Mutia mendesah berat. Gadis itu memijit pelipisnya sendiri yang tiba-tiba berdenyut. Seolah enggan memikirkannya lagi, gadis itu merebahkan kepalanya sejenak, menunggu sampai taksi tersebut sampai di depan pekarangan rumahnya yang sederhana.
"Mutia, dari mana saja kamu!" Baru saja Mutia menapakkan kakinya turun dari taksi, sang mama sudah lebih dulu menyambutnya di dengan tatapan tajam. Wanita berumur empat puluh tahunan lebih itu berdiri tepat di depan pintu yang akan gadis itu lewati.
"Mama kan udah bilang jangan ke mana-mana! Kenapa malah keluyuran?" ungkap Naila dengan wajah cemas. Karena terlalu sibuk mengurus persiapan pernikahan, wanita itu jadi tidak bisa selalu mengontrol kegiatan putrinya.
"Ingat, Mutia, kamu itu sedang di pingit karena besok pagi acara pernikahanmu!" Wanita itu sepertinya panik sekali, atau takut sesuatu menimpa putrinya.
Mutia mematung mendengar ungkapan sang mama.
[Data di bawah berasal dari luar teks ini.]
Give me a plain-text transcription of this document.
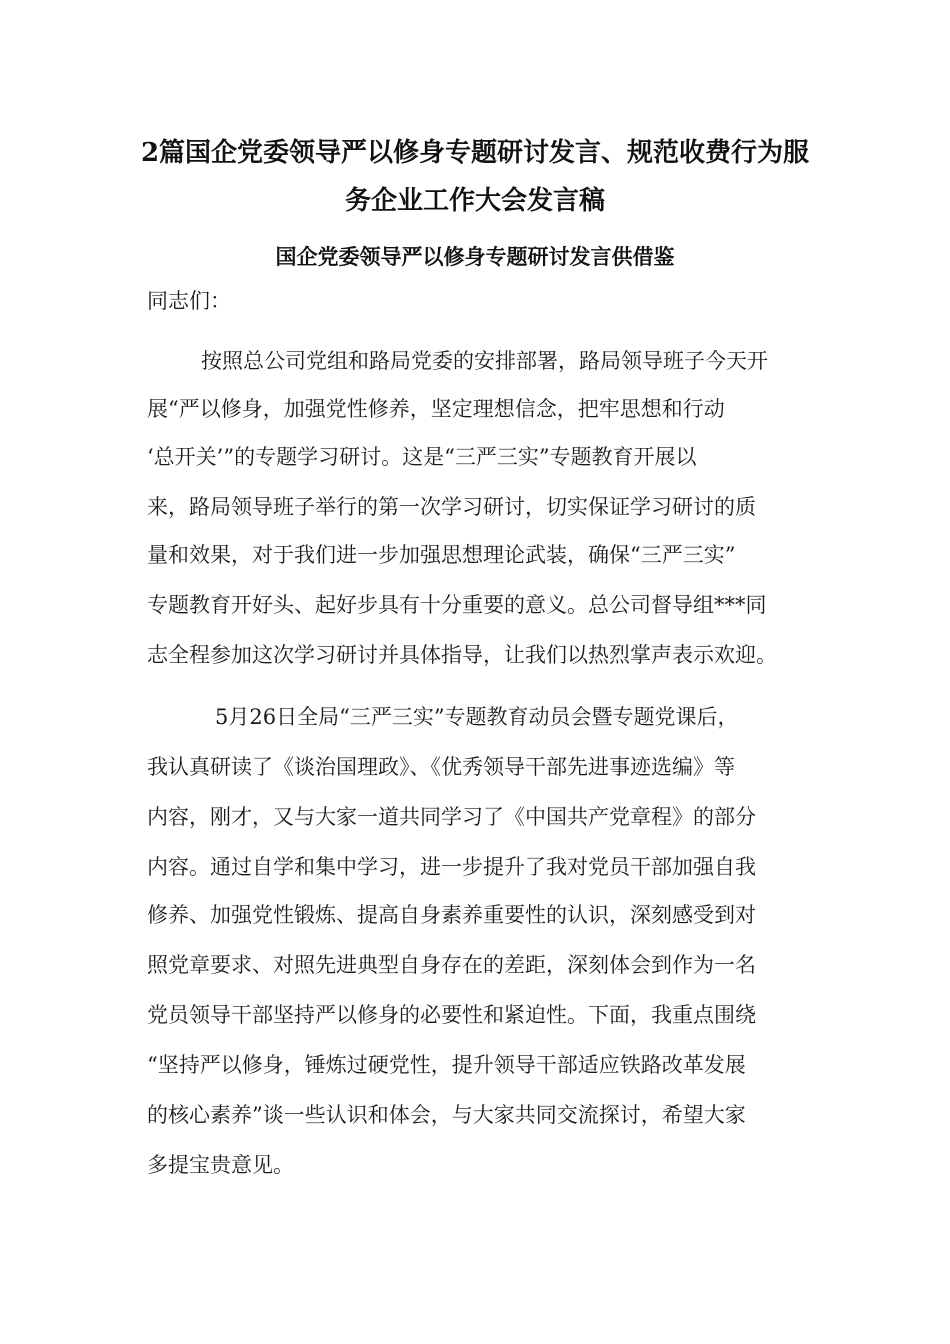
2篇国企党委领导严以修身专题研讨发言、规范收费行为服
务企业工作大会发言稿
国企党委领导严以修身专题研讨发言供借鉴
同志们：
按照总公司党组和路局党委的安排部署，路局领导班子今天开
展“严以修身，加强党性修养，坚定理想信念，把牢思想和行动
‘总开关’”的专题学习研讨。这是“三严三实”专题教育开展以
来，路局领导班子举行的第一次学习研讨，切实保证学习研讨的质
量和效果，对于我们进一步加强思想理论武装，确保“三严三实”
专题教育开好头、起好步具有十分重要的意义。总公司督导组***同
志全程参加这次学习研讨并具体指导，让我们以热烈掌声表示欢迎。
5月26日全局“三严三实”专题教育动员会暨专题党课后，
我认真研读了《谈治国理政》、《优秀领导干部先进事迹选编》等
内容，刚才，又与大家一道共同学习了《中国共产党章程》的部分
内容。通过自学和集中学习，进一步提升了我对党员干部加强自我
修养、加强党性锻炼、提高自身素养重要性的认识，深刻感受到对
照党章要求、对照先进典型自身存在的差距，深刻体会到作为一名
党员领导干部坚持严以修身的必要性和紧迫性。下面，我重点围绕
“坚持严以修身，锤炼过硬党性，提升领导干部适应铁路改革发展
的核心素养”谈一些认识和体会，与大家共同交流探讨，希望大家
多提宝贵意见。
Ia bingung sendiri harus menjelaskannya bagaimana.
"Mas Yusuf baru aja membatalkan pernikahan ini, Ma," ucap Mutia dengan wajah sendu. Gadis itu menunduk tidak berani menatap wajah sang mama yang tengah berdiri menatapnya.
"Jangan main-main, Mutia! Kamu ...." Rasanya Naila tak percaya mendengarnya dengan ungkapan putrinya itu. Bagaimana mungkin Yusuf membatalkannya begitu saja. Sedangkan gedung dan semua perlengkapan pesta sudah siap, undangan pun sudah tersebar dari sejak jauh-jauh hari.
"Aku nggak main-main, Ma. Mas Yusuf sendiri yang sengaja membatalkan pernikahan ini."
Naila sontak lemas. Tubuhnya tiba-tiba merosot ke lantai seiring dengan ucapannya yang terbata. "Ba ... Bagaimana bisa?" bisiknya lirih. Sudah banyak yang Naila keluarkan agar acara itu berlangsung meriah. Uang tabungan yang ia kumpulkan selama dua tahun pun habis tak tersisa untuk membayar gedung serta perlengkapan lainnya. Sedangkan dari pihak Yusuf, entahlah ... katanya mereka dari keluarga kaya raya, nyatanya untuk biaya resepsipun mereka hanya sanggup membayar make up pengantinnya saja.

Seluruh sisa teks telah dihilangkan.